そんな中、再選に成功したNicolas Maduro大統領は、海外訪問を理由にベネズエラを離れ、世界的に有名なNusret Gökçeコックに出会い、盛大な晩餐会を開きました。

国民は毎日の様に餓死との戦いを繰り広げているという中、国のお金で豪遊している大統領に対しベネズエラの国民及び世界中の人々は批判の声を挙げています。Marudo大統領は、コックが個人的に招待してくれただけ。と主張していますが、人々の怒りはおさまる事を知りません。

おかげでコックのNusret Gökçeさんを小馬鹿にする投稿も多数みられます。

インスタグラムで名を挙げてからは世界中のセレブ達の招待を受け、色んな国を飛び回りながら料理スキル(塩まきスキル)を披露していました。

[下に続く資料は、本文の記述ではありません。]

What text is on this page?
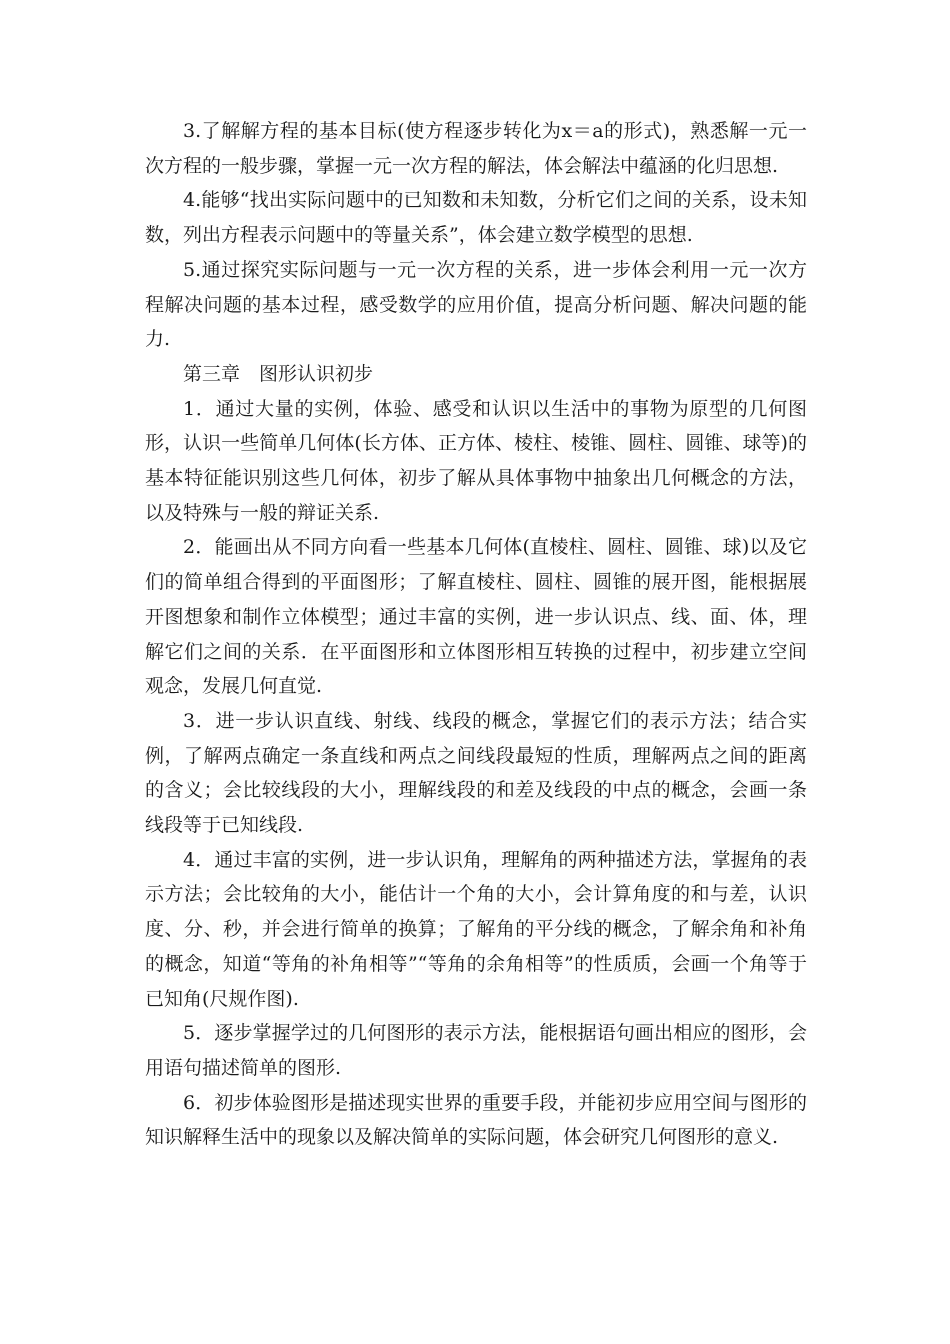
3.了解解方程的基本目标(使方程逐步转化为x＝a的形式)，熟悉解一元一次方程的一般步骤，掌握一元一次方程的解法，体会解法中蕴涵的化归思想.

4.能够“找出实际问题中的已知数和未知数，分析它们之间的关系，设未知数，列出方程表示问题中的等量关系”，体会建立数学模型的思想.

5.通过探究实际问题与一元一次方程的关系，进一步体会利用一元一次方程解决问题的基本过程，感受数学的应用价值，提高分析问题、解决问题的能力.

第三章　图形认识初步

1．通过大量的实例，体验、感受和认识以生活中的事物为原型的几何图形，认识一些简单几何体(长方体、正方体、棱柱、棱锥、圆柱、圆锥、球等)的基本特征能识别这些几何体，初步了解从具体事物中抽象出几何概念的方法，以及特殊与一般的辩证关系.

2．能画出从不同方向看一些基本几何体(直棱柱、圆柱、圆锥、球)以及它们的简单组合得到的平面图形；了解直棱柱、圆柱、圆锥的展开图，能根据展开图想象和制作立体模型；通过丰富的实例，进一步认识点、线、面、体，理解它们之间的关系．在平面图形和立体图形相互转换的过程中，初步建立空间观念，发展几何直觉.

3．进一步认识直线、射线、线段的概念，掌握它们的表示方法；结合实例，了解两点确定一条直线和两点之间线段最短的性质，理解两点之间的距离的含义；会比较线段的大小，理解线段的和差及线段的中点的概念，会画一条线段等于已知线段.

4．通过丰富的实例，进一步认识角，理解角的两种描述方法，掌握角的表示方法；会比较角的大小，能估计一个角的大小，会计算角度的和与差，认识度、分、秒，并会进行简单的换算；了解角的平分线的概念，了解余角和补角的概念，知道“等角的补角相等”“等角的余角相等”的性质质，会画一个角等于已知角(尺规作图).

5．逐步掌握学过的几何图形的表示方法，能根据语句画出相应的图形，会用语句描述简单的图形.

6．初步体验图形是描述现实世界的重要手段，并能初步应用空间与图形的知识解释生活中的现象以及解决简单的实际问题，体会研究几何图形的意义.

インスタグラムで有名になり、インスタグラムで批判を受ける彼の姿はアイロニックです。

さいごに

国内外から批判を受け続けても、マドゥロ政権は自らの責任を認めようとしていません。

責任を認めるどころか、与党No.2のディオスダド・カベリョ氏は、難民危機は欧米メディアのでっち上げだと地元メディアに語っています。

「人々がペルーの道端を、エクアドルの道端を、コロンビアの道端を歩いている写真を見れば、疑念を抱くのも仕方がない。『照明、カメラ用意! はい、アクション!』という感じだ。これは我が国に対するキャンペーンだ」と、報道される難民の列はアメリカなどによる捏造だと訴えた事をBBCが報道しています。

政権トップがこのような発言をするありさまだから、ベネズエラ国内の自浄作用には期待できません。

一刻も早く内需経済を復興させ、昔の様な豊かな国に戻る事を心から祈ります。